Duration of the disease: local manifestations of erythematous erysipelas disappear by the 5-8th day of the disease, in other forms they can last more than 10-14 days. Residual manifestations of erysipelas – pigmentation, peeling, pastosity of the skin, the presence of dry dense crusts in place of bullous elements. Perhaps the development of lymphostasis, leading to elephantiasis of the limbs.

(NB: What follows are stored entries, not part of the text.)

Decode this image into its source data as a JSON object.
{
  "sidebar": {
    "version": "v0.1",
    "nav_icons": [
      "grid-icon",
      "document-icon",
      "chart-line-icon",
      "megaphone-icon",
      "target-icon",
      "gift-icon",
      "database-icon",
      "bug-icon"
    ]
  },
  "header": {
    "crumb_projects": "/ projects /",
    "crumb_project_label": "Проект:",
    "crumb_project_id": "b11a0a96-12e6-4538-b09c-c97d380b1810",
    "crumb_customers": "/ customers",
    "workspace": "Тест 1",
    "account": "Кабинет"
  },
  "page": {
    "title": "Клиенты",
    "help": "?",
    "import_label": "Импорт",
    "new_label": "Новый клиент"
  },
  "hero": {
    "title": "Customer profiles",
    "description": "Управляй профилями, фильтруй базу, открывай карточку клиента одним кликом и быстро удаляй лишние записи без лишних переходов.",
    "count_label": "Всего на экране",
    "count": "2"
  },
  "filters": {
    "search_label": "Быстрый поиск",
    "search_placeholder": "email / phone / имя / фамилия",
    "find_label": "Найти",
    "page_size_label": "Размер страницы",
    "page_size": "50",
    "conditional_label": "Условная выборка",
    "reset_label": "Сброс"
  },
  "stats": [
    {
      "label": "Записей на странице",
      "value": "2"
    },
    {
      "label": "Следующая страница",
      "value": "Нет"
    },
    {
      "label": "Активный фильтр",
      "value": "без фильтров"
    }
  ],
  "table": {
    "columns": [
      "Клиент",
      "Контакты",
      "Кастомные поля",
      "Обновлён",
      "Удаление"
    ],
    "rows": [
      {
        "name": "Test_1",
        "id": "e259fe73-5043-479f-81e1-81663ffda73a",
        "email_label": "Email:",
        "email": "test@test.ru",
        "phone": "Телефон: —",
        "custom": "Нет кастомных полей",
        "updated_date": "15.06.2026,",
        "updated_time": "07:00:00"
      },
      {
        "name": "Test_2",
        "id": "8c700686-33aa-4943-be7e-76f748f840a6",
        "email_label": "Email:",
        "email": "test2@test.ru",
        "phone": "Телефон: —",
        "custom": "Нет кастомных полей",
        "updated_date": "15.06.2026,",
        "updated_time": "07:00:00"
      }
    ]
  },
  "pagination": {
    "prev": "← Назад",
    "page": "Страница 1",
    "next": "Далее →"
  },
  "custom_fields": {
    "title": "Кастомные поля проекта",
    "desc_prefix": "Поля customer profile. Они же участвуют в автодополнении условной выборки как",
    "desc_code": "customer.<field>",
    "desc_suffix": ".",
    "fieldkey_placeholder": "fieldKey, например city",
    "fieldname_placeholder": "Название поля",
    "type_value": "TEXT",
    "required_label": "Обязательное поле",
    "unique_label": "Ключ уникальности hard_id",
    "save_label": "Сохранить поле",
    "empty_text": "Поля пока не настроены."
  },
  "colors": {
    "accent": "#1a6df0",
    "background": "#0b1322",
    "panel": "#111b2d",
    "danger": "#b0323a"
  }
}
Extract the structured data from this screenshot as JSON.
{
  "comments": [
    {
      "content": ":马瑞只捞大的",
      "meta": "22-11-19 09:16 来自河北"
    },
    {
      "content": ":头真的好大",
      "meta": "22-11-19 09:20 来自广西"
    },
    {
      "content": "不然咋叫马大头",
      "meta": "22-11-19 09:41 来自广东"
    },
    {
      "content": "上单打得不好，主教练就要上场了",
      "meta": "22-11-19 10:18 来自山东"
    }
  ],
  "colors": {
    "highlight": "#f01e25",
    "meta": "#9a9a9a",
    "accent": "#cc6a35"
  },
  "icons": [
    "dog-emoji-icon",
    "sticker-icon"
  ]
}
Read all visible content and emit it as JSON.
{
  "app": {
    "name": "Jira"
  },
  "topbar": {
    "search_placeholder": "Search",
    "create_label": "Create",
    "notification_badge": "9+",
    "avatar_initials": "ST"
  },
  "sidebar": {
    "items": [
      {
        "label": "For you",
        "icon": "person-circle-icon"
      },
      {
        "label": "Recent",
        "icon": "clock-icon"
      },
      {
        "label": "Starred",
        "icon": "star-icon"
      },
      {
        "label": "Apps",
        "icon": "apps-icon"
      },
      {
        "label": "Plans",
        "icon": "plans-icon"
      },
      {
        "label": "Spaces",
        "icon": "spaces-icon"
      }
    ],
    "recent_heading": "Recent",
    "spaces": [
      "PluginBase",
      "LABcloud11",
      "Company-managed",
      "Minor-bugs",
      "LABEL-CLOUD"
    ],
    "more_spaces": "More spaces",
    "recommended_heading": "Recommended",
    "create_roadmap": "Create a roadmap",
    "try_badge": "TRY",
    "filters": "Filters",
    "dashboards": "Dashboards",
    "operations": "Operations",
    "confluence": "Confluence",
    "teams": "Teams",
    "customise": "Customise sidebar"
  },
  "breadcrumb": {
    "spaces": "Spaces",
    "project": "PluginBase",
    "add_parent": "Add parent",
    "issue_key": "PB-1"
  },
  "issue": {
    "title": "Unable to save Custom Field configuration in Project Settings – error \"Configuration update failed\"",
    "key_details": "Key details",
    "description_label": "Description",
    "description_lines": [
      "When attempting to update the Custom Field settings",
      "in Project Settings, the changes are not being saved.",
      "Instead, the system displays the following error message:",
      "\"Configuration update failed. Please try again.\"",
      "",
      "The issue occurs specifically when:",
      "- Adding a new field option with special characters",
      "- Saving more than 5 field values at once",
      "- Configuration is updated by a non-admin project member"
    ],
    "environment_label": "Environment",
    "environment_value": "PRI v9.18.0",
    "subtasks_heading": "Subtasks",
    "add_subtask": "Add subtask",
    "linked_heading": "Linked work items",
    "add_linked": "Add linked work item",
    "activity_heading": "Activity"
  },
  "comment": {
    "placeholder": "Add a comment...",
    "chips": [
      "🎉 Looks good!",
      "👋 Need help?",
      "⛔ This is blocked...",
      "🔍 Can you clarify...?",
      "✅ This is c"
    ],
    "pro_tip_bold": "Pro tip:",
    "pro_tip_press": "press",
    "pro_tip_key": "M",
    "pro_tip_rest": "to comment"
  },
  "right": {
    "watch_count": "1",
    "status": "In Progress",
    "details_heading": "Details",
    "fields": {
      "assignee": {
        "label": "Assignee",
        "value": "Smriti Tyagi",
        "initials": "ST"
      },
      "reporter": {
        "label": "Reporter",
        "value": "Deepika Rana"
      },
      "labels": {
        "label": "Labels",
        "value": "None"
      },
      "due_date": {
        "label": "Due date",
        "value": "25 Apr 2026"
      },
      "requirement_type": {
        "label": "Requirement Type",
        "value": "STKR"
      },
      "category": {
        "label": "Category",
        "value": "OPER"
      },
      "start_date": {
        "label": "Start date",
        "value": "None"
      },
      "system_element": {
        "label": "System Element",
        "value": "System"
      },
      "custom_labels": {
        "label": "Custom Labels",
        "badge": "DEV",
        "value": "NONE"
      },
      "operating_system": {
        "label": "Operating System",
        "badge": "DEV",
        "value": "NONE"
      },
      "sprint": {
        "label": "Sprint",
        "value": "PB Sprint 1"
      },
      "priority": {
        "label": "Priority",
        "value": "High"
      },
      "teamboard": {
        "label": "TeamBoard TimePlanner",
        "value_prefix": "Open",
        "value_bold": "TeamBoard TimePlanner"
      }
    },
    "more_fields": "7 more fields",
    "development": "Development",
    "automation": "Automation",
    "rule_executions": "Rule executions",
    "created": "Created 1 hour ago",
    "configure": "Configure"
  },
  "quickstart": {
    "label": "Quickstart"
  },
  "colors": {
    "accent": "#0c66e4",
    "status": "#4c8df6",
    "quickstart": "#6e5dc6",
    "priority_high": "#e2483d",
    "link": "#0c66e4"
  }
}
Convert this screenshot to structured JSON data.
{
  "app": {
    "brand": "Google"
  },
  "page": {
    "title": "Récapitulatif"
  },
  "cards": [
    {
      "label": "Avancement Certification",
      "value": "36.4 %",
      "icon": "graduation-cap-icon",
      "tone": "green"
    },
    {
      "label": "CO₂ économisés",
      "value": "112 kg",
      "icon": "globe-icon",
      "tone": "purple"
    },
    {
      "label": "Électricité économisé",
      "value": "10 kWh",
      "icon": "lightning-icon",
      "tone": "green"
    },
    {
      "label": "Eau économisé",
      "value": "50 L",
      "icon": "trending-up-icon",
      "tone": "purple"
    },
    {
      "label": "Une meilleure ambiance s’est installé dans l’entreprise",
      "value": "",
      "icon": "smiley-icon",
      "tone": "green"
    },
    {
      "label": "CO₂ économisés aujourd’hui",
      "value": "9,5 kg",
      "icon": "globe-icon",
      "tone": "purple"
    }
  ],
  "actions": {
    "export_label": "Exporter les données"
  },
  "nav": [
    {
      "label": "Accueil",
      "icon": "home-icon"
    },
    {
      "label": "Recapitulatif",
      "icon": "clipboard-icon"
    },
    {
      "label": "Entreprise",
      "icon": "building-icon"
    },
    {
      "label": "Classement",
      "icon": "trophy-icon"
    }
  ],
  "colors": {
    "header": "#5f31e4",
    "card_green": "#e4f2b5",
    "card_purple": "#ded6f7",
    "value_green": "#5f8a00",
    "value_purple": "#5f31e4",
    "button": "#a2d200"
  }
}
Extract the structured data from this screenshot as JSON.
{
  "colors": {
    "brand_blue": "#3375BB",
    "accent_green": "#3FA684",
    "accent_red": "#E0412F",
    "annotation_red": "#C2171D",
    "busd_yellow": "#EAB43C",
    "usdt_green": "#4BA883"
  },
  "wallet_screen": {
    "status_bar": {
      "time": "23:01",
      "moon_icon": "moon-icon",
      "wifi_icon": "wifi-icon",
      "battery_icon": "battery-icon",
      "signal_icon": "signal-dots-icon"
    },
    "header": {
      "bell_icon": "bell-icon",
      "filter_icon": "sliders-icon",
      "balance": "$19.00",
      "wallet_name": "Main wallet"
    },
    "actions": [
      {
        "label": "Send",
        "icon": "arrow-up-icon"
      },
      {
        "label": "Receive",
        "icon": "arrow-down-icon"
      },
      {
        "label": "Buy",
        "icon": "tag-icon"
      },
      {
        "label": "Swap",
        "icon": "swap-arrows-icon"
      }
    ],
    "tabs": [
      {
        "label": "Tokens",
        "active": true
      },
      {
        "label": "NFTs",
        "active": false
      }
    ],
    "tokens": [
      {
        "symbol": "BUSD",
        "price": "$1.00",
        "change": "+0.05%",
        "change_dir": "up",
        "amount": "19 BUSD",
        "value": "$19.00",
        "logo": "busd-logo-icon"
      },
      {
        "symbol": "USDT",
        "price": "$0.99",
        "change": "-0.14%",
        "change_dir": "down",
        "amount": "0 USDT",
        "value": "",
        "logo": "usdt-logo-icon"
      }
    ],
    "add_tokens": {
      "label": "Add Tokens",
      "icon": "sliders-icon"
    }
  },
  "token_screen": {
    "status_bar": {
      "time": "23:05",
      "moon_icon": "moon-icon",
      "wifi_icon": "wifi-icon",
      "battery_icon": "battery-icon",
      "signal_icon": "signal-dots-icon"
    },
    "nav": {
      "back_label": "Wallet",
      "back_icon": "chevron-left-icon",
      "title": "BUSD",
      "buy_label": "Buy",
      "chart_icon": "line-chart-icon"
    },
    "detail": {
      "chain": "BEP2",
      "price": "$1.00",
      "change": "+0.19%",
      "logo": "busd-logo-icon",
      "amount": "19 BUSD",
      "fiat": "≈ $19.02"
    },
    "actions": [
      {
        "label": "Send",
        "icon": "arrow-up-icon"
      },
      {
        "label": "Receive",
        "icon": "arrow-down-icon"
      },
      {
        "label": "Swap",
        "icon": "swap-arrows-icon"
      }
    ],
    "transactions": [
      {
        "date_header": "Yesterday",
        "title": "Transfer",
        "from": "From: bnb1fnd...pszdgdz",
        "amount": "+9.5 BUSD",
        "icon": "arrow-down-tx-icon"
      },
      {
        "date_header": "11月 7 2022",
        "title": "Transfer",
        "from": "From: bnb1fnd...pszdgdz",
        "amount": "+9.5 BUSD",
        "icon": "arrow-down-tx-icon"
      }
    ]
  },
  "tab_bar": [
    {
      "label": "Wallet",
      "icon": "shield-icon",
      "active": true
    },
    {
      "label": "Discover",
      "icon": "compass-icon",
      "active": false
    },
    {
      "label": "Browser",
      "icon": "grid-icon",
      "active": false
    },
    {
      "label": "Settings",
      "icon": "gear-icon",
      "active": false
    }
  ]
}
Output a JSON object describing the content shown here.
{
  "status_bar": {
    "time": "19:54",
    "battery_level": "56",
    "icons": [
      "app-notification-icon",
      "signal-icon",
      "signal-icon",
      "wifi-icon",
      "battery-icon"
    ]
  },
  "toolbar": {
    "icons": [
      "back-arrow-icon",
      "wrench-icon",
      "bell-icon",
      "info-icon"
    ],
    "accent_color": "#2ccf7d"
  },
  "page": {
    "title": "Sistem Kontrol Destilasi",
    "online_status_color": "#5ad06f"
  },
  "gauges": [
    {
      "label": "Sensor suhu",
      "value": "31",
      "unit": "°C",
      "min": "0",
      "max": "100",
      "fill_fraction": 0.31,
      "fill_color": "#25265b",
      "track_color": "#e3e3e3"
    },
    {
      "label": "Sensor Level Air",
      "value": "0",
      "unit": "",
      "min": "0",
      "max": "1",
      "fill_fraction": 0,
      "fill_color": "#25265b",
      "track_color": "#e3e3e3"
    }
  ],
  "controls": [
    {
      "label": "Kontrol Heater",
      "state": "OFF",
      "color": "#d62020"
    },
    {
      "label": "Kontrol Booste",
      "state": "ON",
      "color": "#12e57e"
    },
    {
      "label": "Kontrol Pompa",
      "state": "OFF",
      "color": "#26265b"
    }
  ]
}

Erysipelas treatment.Depends on the form of the disease, its multiplicity, the degree of intoxication, the presence of complications. Etiotropic therapy: antibiotics of the penicillin series in average daily dosages (penicillin, tetracycline, erythromycin or oleandomycin, oletethrin, etc.). Less effective are sulfonamide products, combined chemical products (bactrim, septin, biseptol). The course of treatment is traditionally 8-10 days. With frequent persistent relapses, tseporin, oxacillin, ampicillin and methicillin are recommended. It is desirable to conduct 2 courses of antibiotic therapy with a change of products (intervals between courses 7-10 days). With often recurrent erysipelas, corticosteroids are used at a daily dosage of 30 mg. With persistent infiltration, non-steroidal anti-inflammatory drugs are indicated – chlotazol, butadione, reopyrin, etc. It is advisable to prescribe ascorbic acid, rutin, vitamins of group B. Autohemotherapy gives good results. In the acute period of the disease, the focus of inflammation is indicated by the appointment of UVI, UHF, followed by the use of ozokerite (paraffin) or naftalan. Local treatment of uncomplicated erysipelas is carried out only with its bullous form: a bulla is incised at one of the edges and dressings with a solution of rivanol, furacilin are applied to the focus of inflammation. Subsequently, dressings with ectericin, Shostakovsky’s balm, and manganese-vaseline dressings are prescribed. Local treatment alternates with physiotherapeutic procedures. a bulla is incised at one of the edges and bandages with a solution of rivanol, furacilin are applied to the focus of inflammation. Subsequently, dressings with ectericin, Shostakovsky’s balm, and manganese-vaseline dressings are prescribed. Local treatment alternates with physiotherapeutic procedures. a bulla is incised at one of the edges and bandages with a solution of rivanol, furacilin are applied to the focus of inflammation. Subsequently, dressings with ectericin, Shostakovsky’s balm, and manganese-vaseline dressings are prescribed. Local treatment alternates with physiotherapeutic procedures.
The prognosis is favorable.
Prevention of erysipelas in persons susceptible to this disease is difficult and requires careful treatment of concomitant diseases of the skin, peripheral vessels, as well as sanitation of foci of chronic streptococcal infection. Erysipelas does not give immunity, there is a special high susceptibility of all those who have been ill.